Different Ways Not to Say Deportation

Evacuation of their “own free will”


There was nothing accidental about the photographer capturing a line of women and children with his camera—this was the nature of the community exiled from Tantura to Fureidis a mere few weeks earlier and deported from Tul Karem on the day the photograph was taken. The men—“of recruitable age”—were arrested and transferred to prison camps, and over one hundred of them (historians debate the exact number) were massacred. Numerous photographers were allowed to come and document the “willing transfer” of these one thousand women, under the auspices of the Red Cross, which even supplied the buses to transport them most of the way. In spite of the aid the women received, one of the Red Cross officials who gave a neutral description of their fate could not refrain from reflecting their despair as they marched the one-and-a-half kilometre distance to the border.

And what about all those who had not managed to stack such a heavy load on their heads?

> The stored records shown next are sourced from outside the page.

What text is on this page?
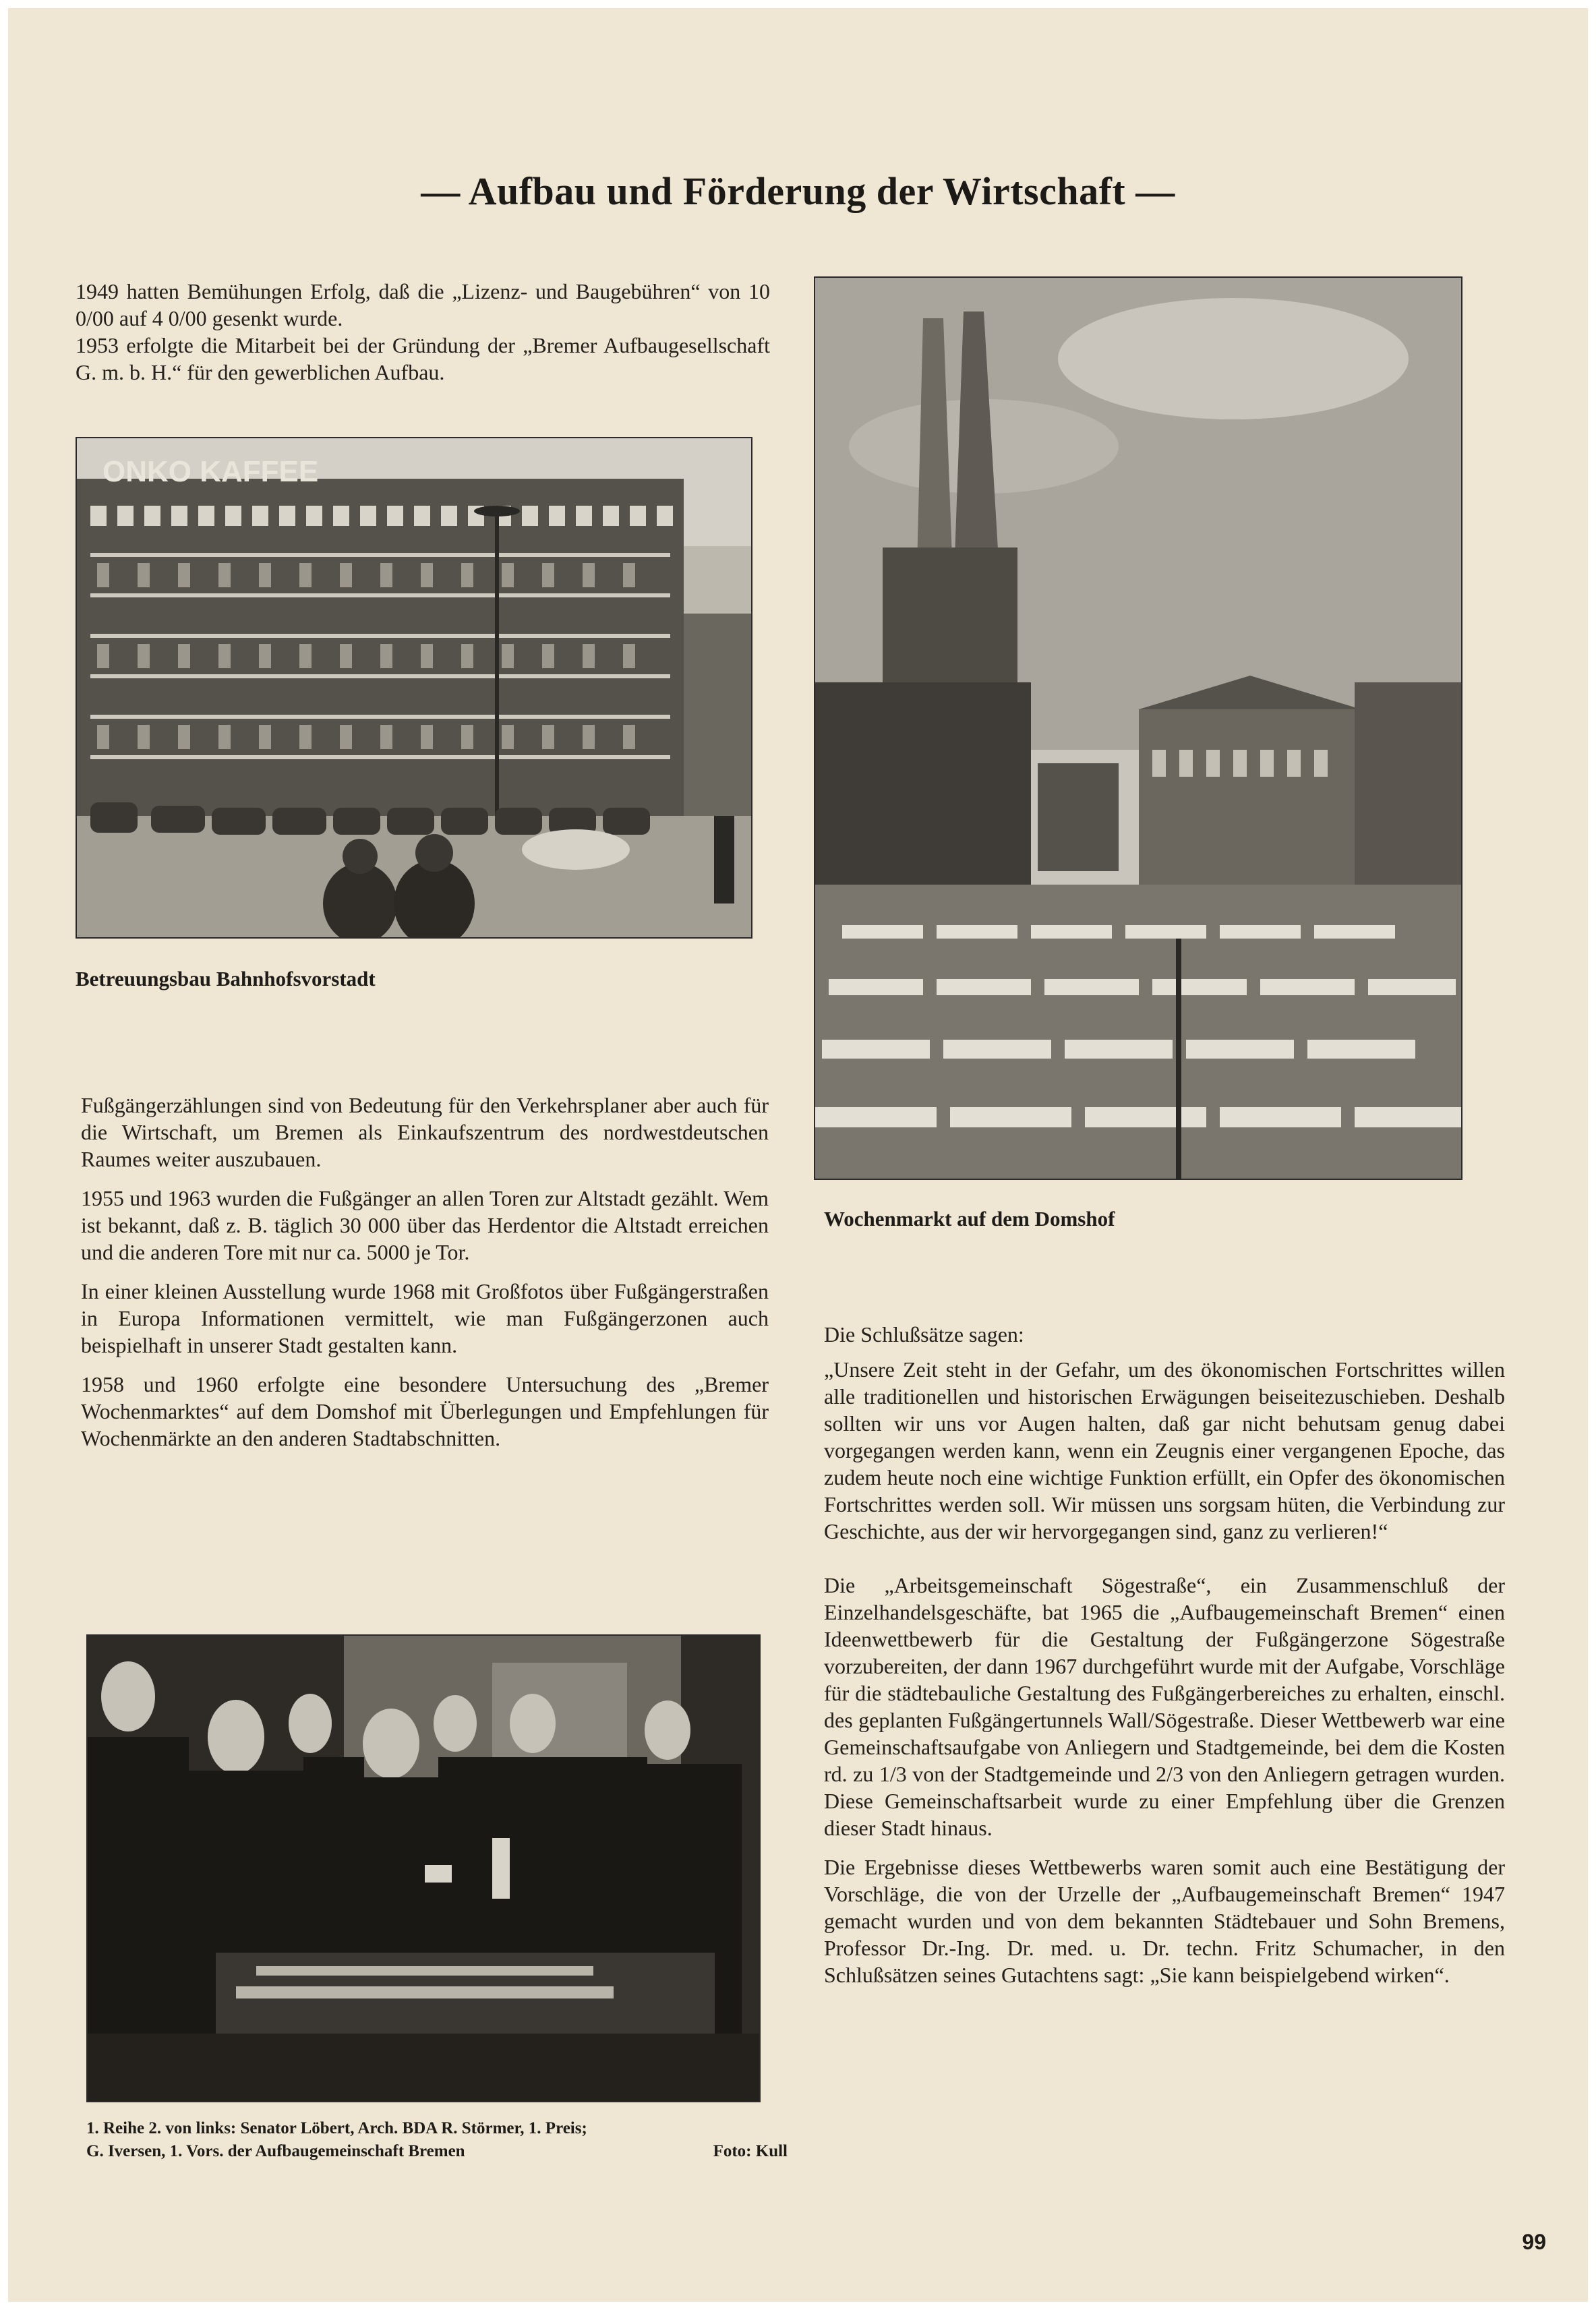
— Aufbau und Förderung der Wirtschaft —

1949 hatten Bemühungen Erfolg, daß die „Lizenz- und Baugebühren“ von 10 0/00 auf 4 0/00 gesenkt wurde.

1953 erfolgte die Mitarbeit bei der Gründung der „Bremer Aufbaugesellschaft G. m. b. H.“ für den gewerblichen Aufbau.

ONKO KAFFEE
Betreuungsbau Bahnhofsvorstadt

Fußgängerzählungen sind von Bedeutung für den Verkehrsplaner aber auch für die Wirtschaft, um Bremen als Einkaufszentrum des nordwestdeutschen Raumes weiter auszubauen.

1955 und 1963 wurden die Fußgänger an allen Toren zur Altstadt gezählt. Wem ist bekannt, daß z. B. täglich 30 000 über das Herdentor die Altstadt erreichen und die anderen Tore mit nur ca. 5000 je Tor.

In einer kleinen Ausstellung wurde 1968 mit Großfotos über Fußgängerstraßen in Europa Informationen vermittelt, wie man Fußgängerzonen auch beispielhaft in unserer Stadt gestalten kann.

1958 und 1960 erfolgte eine besondere Untersuchung des „Bremer Wochenmarktes“ auf dem Domshof mit Überlegungen und Empfehlungen für Wochenmärkte an den anderen Stadtabschnitten.

Wochenmarkt auf dem Domshof

Die Schlußsätze sagen:

„Unsere Zeit steht in der Gefahr, um des ökonomischen Fortschrittes willen alle traditionellen und historischen Erwägungen beiseitezuschieben. Deshalb sollten wir uns vor Augen halten, daß gar nicht behutsam genug dabei vorgegangen werden kann, wenn ein Zeugnis einer vergangenen Epoche, das zudem heute noch eine wichtige Funktion erfüllt, ein Opfer des ökonomischen Fortschrittes werden soll. Wir müssen uns sorgsam hüten, die Verbindung zur Geschichte, aus der wir hervorgegangen sind, ganz zu verlieren!“

Die „Arbeitsgemeinschaft Sögestraße“, ein Zusammenschluß der Einzelhandelsgeschäfte, bat 1965 die „Aufbaugemeinschaft Bremen“ einen Ideenwettbewerb für die Gestaltung der Fußgängerzone Sögestraße vorzubereiten, der dann 1967 durchgeführt wurde mit der Aufgabe, Vorschläge für die städtebauliche Gestaltung des Fußgängerbereiches zu erhalten, einschl. des geplanten Fußgängertunnels Wall/Sögestraße. Dieser Wettbewerb war eine Gemeinschaftsaufgabe von Anliegern und Stadtgemeinde, bei dem die Kosten rd. zu 1/3 von der Stadtgemeinde und 2/3 von den Anliegern getragen wurden. Diese Gemeinschaftsarbeit wurde zu einer Empfehlung über die Grenzen dieser Stadt hinaus.

Die Ergebnisse dieses Wettbewerbs waren somit auch eine Bestätigung der Vorschläge, die von der Urzelle der „Aufbaugemeinschaft Bremen“ 1947 gemacht wurden und von dem bekannten Städtebauer und Sohn Bremens, Professor Dr.-Ing. Dr. med. u. Dr. techn. Fritz Schumacher, in den Schlußsätzen seines Gutachtens sagt: „Sie kann beispielgebend wirken“.

1. Reihe 2. von links: Senator Löbert, Arch. BDA R. Störmer, 1. Preis;
G. Iversen, 1. Vors. der Aufbaugemeinschaft Bremen	Foto: Kull
99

And even if they did manage to squeeze a whole world into that sack, would that suffice to fill their basic needs once they arrived at their encampment? And their bare feet—when, if at all, would they be able to soak them in some warm water, soothe them from the exhausting march? And when one of the girls burst into tears, was she allowed to halt the advance of the caravan and to be attended to, to receive support and attention? What child would not cry, first having been evicted from home after her father was taken and vanished all of a sudden, and now forced to march—adult-like—the distance of one-and-a-half kilometres toward the unknown? Would she ever see her father again? How could one understand the disappearance of all the men of the community? Were any explanations offered? Or was the question superfluous?

Kfar Yona. Rapatriement
de 1,200 civils arabes. 1949.


These women’s fate would
 be sealed for at least some decades after they were transported here on buses and crossed this thin barbed-wire fence. Out of the 2,000 women fated for “transfer” through this kind of expulsion, conducted “willingly,” about 800 refused to evacuate in spite of being threatened by the Jewish forces about that which awaited them. Based on their experience of the previous weeks, those who signed the agreement to leave their homes in return for being promised safe conduct apparently preferred to get out of the Jewish forces’ reach at any price. To date, no research has been done on the reasons those women either agreed or refused, nor has any investigation been made of the connection between their decision to leave and whether one of their loved ones had been slaughtered in Tantura. At the Israel State Archive, photographs of the same event are classified under the caption “Arab women from Tantura going to Jordan.”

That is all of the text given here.